Pityriasis Rubra Pilaris: A Clinical Review

David Jerard Pincus


Dermatology Nursing. 2005;17(6):448-451. 

In This Article

Clinical Findings

The initial clinical findings of PRP may be redness and scaling of the face and scalp. Skin on the palms and soles may become quite thickened, painful, and orange in color. The patient may experience debilitating hyperkeratosis. The skin becomes progressively redder, and painful fissuring of the palms and soles may occur. While an exfoliative erythroderma may ensue, characteristic "skip" areas of non-involvement are usually seen. Rarely patients may complain of fever, chills, and malaise (Arnold & Buechner, 2004). The most common affected sites are the palmoplantar surfaces, elbows, and knees (75%-80%); dorsa of the hands and feet (60%); and the face (40%) (Vijayalakshmi & Mallika, 2003).

The most characteristic clinical feature is a follicular verrucous papule about 1 mm in diameter with a central keratotic plug. A yellow-orange ring surrounds the lesion (Vijayalakshmi & Mallika, 2003). The second most important diagnostic element is a palmoplantar keratoderma, which is salmon colored and edematous. The Achilles tendon area is frequently involved. As stated previously, there is a cephalic rash. The hair and teeth are not involved but occasionally psoriasiform nail changes may occur. White lacy plaques may be observed on the buccal mucosa (Vijayalakshmi & Mallika, 2003).

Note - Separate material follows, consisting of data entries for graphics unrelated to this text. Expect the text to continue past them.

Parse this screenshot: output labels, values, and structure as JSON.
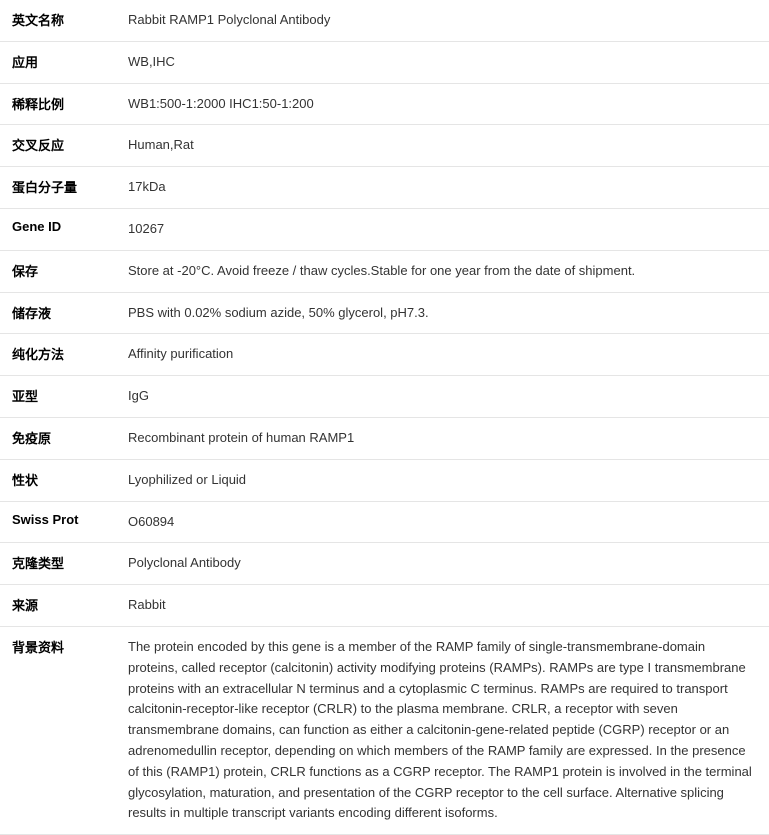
{
  "rows": [
    {
      "label": "英文名称",
      "value": "Rabbit RAMP1 Polyclonal Antibody"
    },
    {
      "label": "应用",
      "value": "WB,IHC"
    },
    {
      "label": "稀释比例",
      "value": "WB1:500-1:2000 IHC1:50-1:200"
    },
    {
      "label": "交叉反应",
      "value": "Human,Rat"
    },
    {
      "label": "蛋白分子量",
      "value": "17kDa"
    },
    {
      "label": "Gene ID",
      "value": "10267"
    },
    {
      "label": "保存",
      "value": "Store at -20°C. Avoid freeze / thaw cycles.Stable for one year from the date of shipment."
    },
    {
      "label": "储存液",
      "value": "PBS with 0.02% sodium azide, 50% glycerol, pH7.3."
    },
    {
      "label": "纯化方法",
      "value": "Affinity purification"
    },
    {
      "label": "亚型",
      "value": "IgG"
    },
    {
      "label": "免疫原",
      "value": "Recombinant protein of human RAMP1"
    },
    {
      "label": "性状",
      "value": "Lyophilized or Liquid"
    },
    {
      "label": "Swiss Prot",
      "value": "O60894"
    },
    {
      "label": "克隆类型",
      "value": "Polyclonal Antibody"
    },
    {
      "label": "来源",
      "value": "Rabbit"
    },
    {
      "label": "背景资料",
      "value": "The protein encoded by this gene is a member of the RAMP family of single-transmembrane-domain proteins, called receptor (calcitonin) activity modifying proteins (RAMPs). RAMPs are type I transmembrane proteins with an extracellular N terminus and a cytoplasmic C terminus. RAMPs are required to transport calcitonin-receptor-like receptor (CRLR) to the plasma membrane. CRLR, a receptor with seven transmembrane domains, can function as either a calcitonin-gene-related peptide (CGRP) receptor or an adrenomedullin receptor, depending on which members of the RAMP family are expressed. In the presence of this (RAMP1) protein, CRLR functions as a CGRP receptor. The RAMP1 protein is involved in the terminal glycosylation, maturation, and presentation of the CGRP receptor to the cell surface. Alternative splicing results in multiple transcript variants encoding different isoforms."
    }
  ]
}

The histological changes seen in PRP are consistent but not specific. There is acanthosis with blunting of rete pegs and suprabasal perinuclear vacuolation in isolated cells. Liquefactive degeneration of the basal layer is most likely to be seen overlying the dermal papillae. The granular cell layer is attenuated in some areas and thickened in others. Mild superficial vasodilatation of capillaries with a slight to moderate lymphohistiocytic perivascular infiltrate is found (White, 2003). Examination of a follicular papule is most helpful in the diagnosis. Parakeratosis of the follicular ostea associated with follicular hyperkeratosis is seen. Hypertrophy of the errector pillae is a helpful diagnostic feature when present. A dermal perivascular mononuclear cell infiltrate is present and there are occasional mononuclear cells (see Figures 1 & 2) (Arnold & Buechner, 2004).

There is psoriasiform hyperplasia of the epidermis with alternating areas of orthokeratosis and parakeratosis and plugs of the follicular infundibulum.

A sparse, superficial, perivascular lymphocytic infiltrate is also noted.

The presence of PRP has occasionally been associated with immunodeficient states, such as HIV. In the juvenile forms of this disease, PRP may be associated with T-helper cell impairment, hypogammaglobulinemia, and de creased IgA. Underlying diseases are unusual, but PRP may also be associated with HIV, hypothyroidism, myasthenia gravis, celiac disease, and acute stem cell leukemia.

Patients with pityriasis rubra pilaris can be classified into five types, according to Griffith's Classification (Griffiths, 1975), which differ from each other on the basis of clinical features, age of onset, and prognosis (see Table 1 ).